The selective nature of the authors’ approach to evidence is also demonstrated by their analysis of two other important conclusions made by Judge Smithwick. In stating that the tribunal erred in concluding that Chief Supt Breen was not the target of the IRA operation, they rely heavily on the fact that in his interview with the tribunal’s legal team, a former PIRA commander gave the “clearest message” that Breen was not the target.
However, unlike Judge Smithwick (at paragraphs 22.7.1 - 22.7.3 of his report), they make no effort to weigh this PIRA commander’s assertion against the evidence of an experienced detective sergeant in Dundalk and intelligence information received immediately after the killings, both of which clearly suggested that Chief Supt Breen was the target.
On the other hand, in asserting that the tribunal was wrong to conclude that the IRA intended to kidnap and interrogate the two RUC officers before murdering them, the authors ignore completely the IRA account to this effect, to which, in all other respects, they are so keen to attach primordial weight.

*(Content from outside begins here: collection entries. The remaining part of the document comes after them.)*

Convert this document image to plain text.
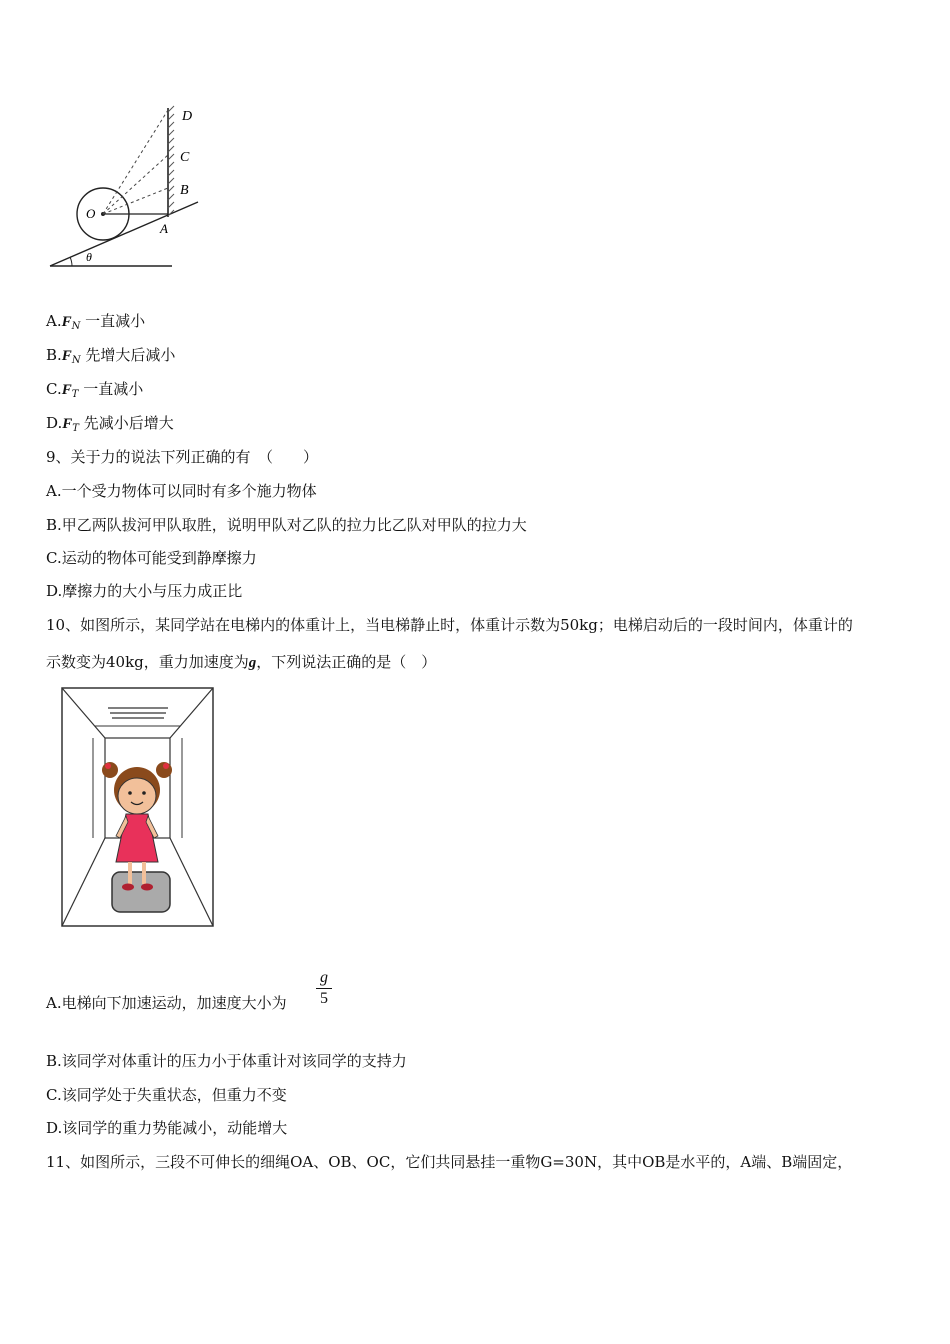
D
C
B
O
A
θ
$A.F_N$ 一直减小
$B.F_N$ 先增大后减小
$C.F_T$ 一直减小
$D.F_T$ 先减小后增大
9、关于力的说法下列正确的有　（　　）
A.一个受力物体可以同时有多个施力物体
B.甲乙两队拔河甲队取胜，说明甲队对乙队的拉力比乙队对甲队的拉力大
C.运动的物体可能受到静摩擦力
D.摩擦力的大小与压力成正比
10、如图所示，某同学站在电梯内的体重计上，当电梯静止时，体重计示数为50kg；电梯启动后的一段时间内，体重计的
示数变为40kg，重力加速度为g，下列说法正确的是（　）
A.电梯向下加速运动，加速度大小为 $\frac{g}{5}$
B.该同学对体重计的压力小于体重计对该同学的支持力
C.该同学处于失重状态，但重力不变
D.该同学的重力势能减小，动能增大
11、如图所示，三段不可伸长的细绳OA、OB、OC，它们共同悬挂一重物G=30N，其中OB是水平的，A端、B端固定，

Elsewhere, the critique criticises the tribunal for relying on the evidence of Assistant Chief Constable Drew Harris of the PSNI on the basis that he was only the “conduit” for the intelligence information to which his evidence related; but equally it criticises the chairman for relying on the evidence of the Garda handler of an informant who provided three strands of information suggesting collusion (intelligence classified by a retired assistant commissioner from the Garda crime and security branch as “without doubt high-grade intelligence”) on the basis that “the handler should not be the evaluator of the information”.
The critique is highly selective not only in terms of the evidence the former gardaí choose to rely upon, but also in its interpretation of the tribunal’s conclusions. The former gardaí state that “the tribunal conclusively found that none of these three members were the colluders”.
Judge Smithwick’s conclusions were in fact much more nuanced. He concluded that former Sgt Hickey “was not in a position to have colluded” in the murders of the two officers, and that, bearing in mind the standard of proof required pursuant to the Supreme Court decision in Lawlor v Planning Tribunal 1 I.R. 170, “the evidence does not establish” that retired Sgts Hickey or Corrigan colluded.
This very considered conclusion puts paid to the suggestion that the tribunal set out to prove the hypothesis that retired Sgt Corrigan (or Hickey or Colton) colluded with the Provisional IRA.
The Smithwick report is a comprehensive, nuanced and fair document. With its 198 witnesses and vast volumes of documentation, it is very easy for any individual to select from it the evidence (or, as is the case here, the information) which supports his or her point of view.
However, the task of a tribunal is painstakingly to assess and weigh all the evidence. In performing that task, Judge Smithwick, unlike the former gardaí who wrote this critique, two of whom were witnesses before the tribunal, has demonstrated his independence.
John McBurney is the solicitor who represented the family of Chief Supt Harry Breen at the Smithwick Tribunal.